News and Media

Growing older gracefully – Senior Pets

October 3, 2012

Written by Dr Joanna Chan (BVSc)

Pets are living longer thanks to advances in veterinary care, diagnostics and earlier intervention. But the key to enjoying our ‘senior’ pets lies not only in extending their life span, but in helping them enjoy their later years to the fullest.

Like people, dogs and cats are prone to debilitating ailments as they age. Kidney failure, heart disease, arthritis, dental disease, cancer, and cognitive dysfunction can occur during the normal aging process. In the past, because many diseases weren’t diagnosed until advanced stages, veterinarians could do little more than make a pet’s golden years a little more comfortable by treating the symptoms of age-related illness. If the pet was lucky, the problems would progress slowly. Most pet owners just accepted the fact that their four-legged friends were just going to live a relatively short life, get old, and pass on.


In general, some early warning signs that your pet may be having a problem are:

• increased thirst and urination

• loss of bladder control or breaking house training

• repeated vomiting

• bad breath, drooling or changes in appetite

• excessive panting or exercise intolerance

• lumps or changes in areas of skin color

• change in appetite – eating more or less than usual

• changes in behavior such as “spacing out” or excessive whining

• unusual bowel habits – diarrhea or constipation.

• changes in body weight – gaining or losing weight



Thanks to technical advancements in modern veterinary medicine, surgery, diagnostics and nutrition, not only do pets live longer but their quality of life has increased dramatically as well.

One example would be the use of new generation non-steroidal anti-inflammatory drugs. These drugs help the aches and pains of many senior pets while keeping side effects to a minimum.

Many age related problems are still seen as inevitable, but the attitudes of both veterinarians and pet owners have evolved. The belief now is that “age is not a disease”, and veterinary medicine is putting increased emphasis on senior pet health through preventative wellness programs.

At what age is a pet considered a senior? Generally, smaller breeds of dogs live longer than larger breeds, and cats live longer than dogs. Life spans vary with individuals, and pets, like people, age at different rates, some more gracefully than others. Some smaller breeds of dogs are considered geriatric at fifteen while large and giant breeds like Labrador retrievers and mastiffs are considered seniors as early as seven years old. Cats, especially if they are kept indoors, frequently live to their early twenties and don’t reach their golden years until their teens.

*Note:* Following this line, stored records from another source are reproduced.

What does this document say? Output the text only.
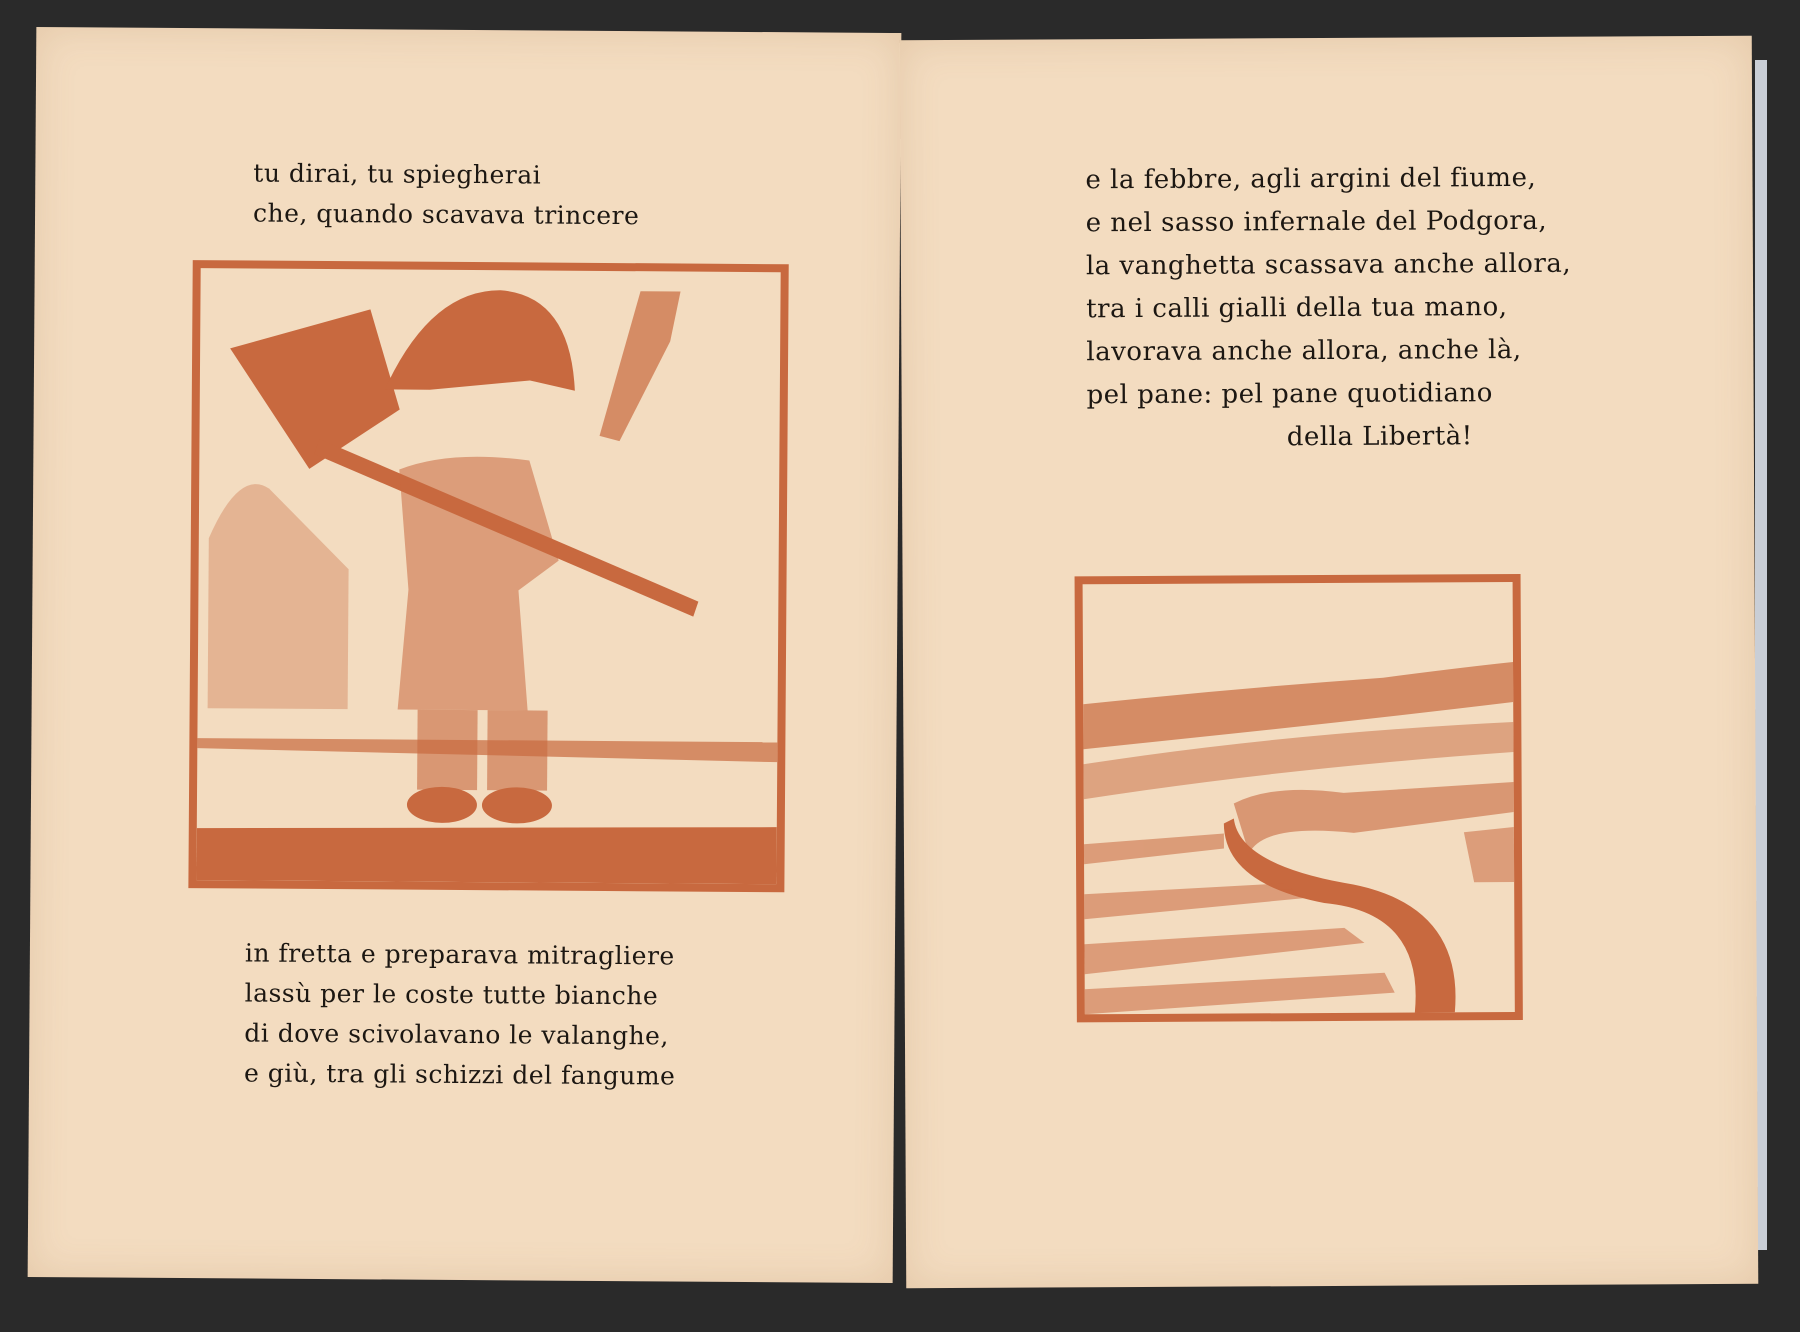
tu dirai, tu spiegherai
che, quando scavava trincere
in fretta e preparava mitragliere
lassù per le coste tutte bianche
di dove scivolavano le valanghe,
e giù, tra gli schizzi del fangume
e la febbre, agli argini del fiume,
e nel sasso infernale del Podgora,
la vanghetta scassava anche allora,
tra i calli gialli della tua mano,
lavorava anche allora, anche là,
pel pane: pel pane quotidiano
della Libertà!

The single most important step a pet owner can take to keep their pet happy and healthy as long as possible is to schedule regular veterinary exams. As pets age, these exams are more important than ever, because as with people, early detection is crucial for disease and problem intervention. Young pets need regular exams once or twice yearly. But as dogs and cats approach middle age, these exams should be more frequent because every year in a pet’s life is equivalent to 5-7 human years.

Veterinarians recommend regular lab work, electrocardiograms, blood pressure monitoring, and x-rays to look for early problems like thyroid, kidney, heart, and liver disease. With early detection, pets with organ function problems can be treated with medication and special prescription diets that not only extend their life span but the quality of their lives. In some cases, medical problems can even be reversed. 

Watch pets closely and report any unusual behavioral or physical problems to your veterinarian immediately. Work with your veterinarian and develop a specific senior wellness program for your pet’s individual needs so that your special friend can enjoy aging gracefully.